Planets located at greater distances from their stars, such as Jupiter and Saturn, on the other hand, are more likely to have moons, argues Alice Quillen, an astronomer at the University of Rochester who has studied super-Saturn J1407b. This is supported not only by the lesser influence of the star's gravity farther out. Planets are also more likely to capture stray asteroids and other celestial bodies at the edges of a system, as Neptune is thought to have done with its moon Triton. The latter may once have been a dwarf planet like Pluto, but then at some point fell into Neptune's catchment area.

Exoplanets far away from their star are difficult to detect, also because they need a very long time for one orbit. For comparison: Jupiter needs twelve terrestrial years for this. It is necessary to witness two or more transits to reliably identify a planet. On top of that, such signals cannot always be distinguished from those from binary systems, where both partners orbit and eclipse each other at appropriate distances.

Stellar activity drowns out weak signals

In addition, the stars themselves make the job more difficult. Our Sun is a comparatively quiet fireball; others, however, are more prone to bursts of radiation, repeatedly ejecting vast amounts of matter into space and forming many spots on their surfaces. "The more precisely you can measure the brightness of a star, the more you see of stellar activity," Kane says. The whole thing then resembles noise in the data, which is sometimes larger than the signal from any moon. "That creates a sensitivity limit that it's not clear can be overcome."

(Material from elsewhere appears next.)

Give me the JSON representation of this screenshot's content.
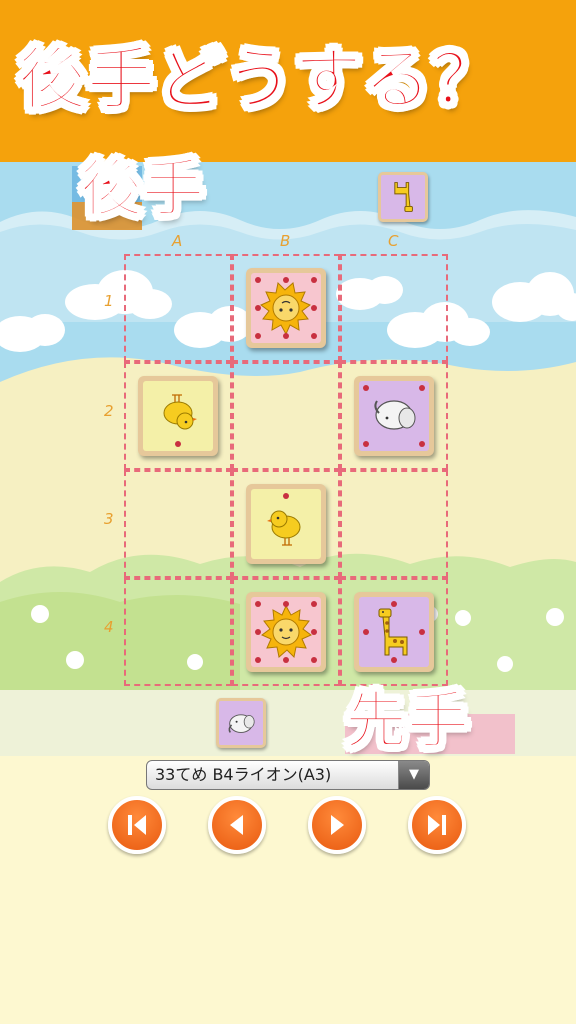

That makes the ideas for possible mathematical and instrumental ways out all the more creative. Apurva Oza of the University of Bern, for example, is on the lookout for volcanically active moons that might give themselves away more easily. The Jupiter satellite Io serves as a model here; it is one of the four moons already discovered by Galileo Galilei. Amateur astronomers only need a good pair of binoculars. For professionals with the right equipment, Io is one of the most striking objects in the sky. The vents on its surface spew sodium and potassium into space. These and other substances can spread out to a distance equivalent to 500 times the radius of Jupiter.

Such a signature would also be detectable from some distance, even independent of a randomly matching transit. After all, thanks to spectrographs attached to telescopes, gases can be detected in the vicinity of stars. For example, measurements have repeatedly revealed sodium, potassium, and other suspicious elements, with no simple explanation. "It is possible that a moon is simply responsible," Oza speculates.

Until more powerful observatories are available, only more skillful analysis remains

For the future of the field, astronomers are initially hoping for the James Webb Space Telescope (JWST), which is scheduled to launch in late 2021 after several delays. Currently, there are no suitable instruments in operation. So for now, all that's left is fiddling around with data processing. "Part of our work is to find better methods," Teachey says. Accordingly, a discovery is less like a clearly definable eureka moment that laypeople often envision. Rather, it's about patiently running one test after another. In the end, something interesting may emerge, but it will have to be further verified.

In the medium term, observatories on the ground could also provide new data for the search for exomoons, such as the Extremely Large Telescope, which is currently being built in the Chilean Atacama Desert. The European space telescope PLAnetary Transits and Oscillations of Stars (PLATO) could also help in the search and is scheduled to launch in 2026. Promising projects such as the James Webb successor LUVOIR (Large UV/Optical/IR Surveyor) are then planned for the 2030s.

"Right now, all we have left is Hubble until James Webb is finally up and running," Kipping says. At least that gives time to refine search strategies. Laura Kreidberg is confident of using JWST to pick up signals from exomoons but acknowledges that an unequivocal discovery could be a while coming. "You have to be optimistically inclined to explore exoplanets." That's even more true for their moons.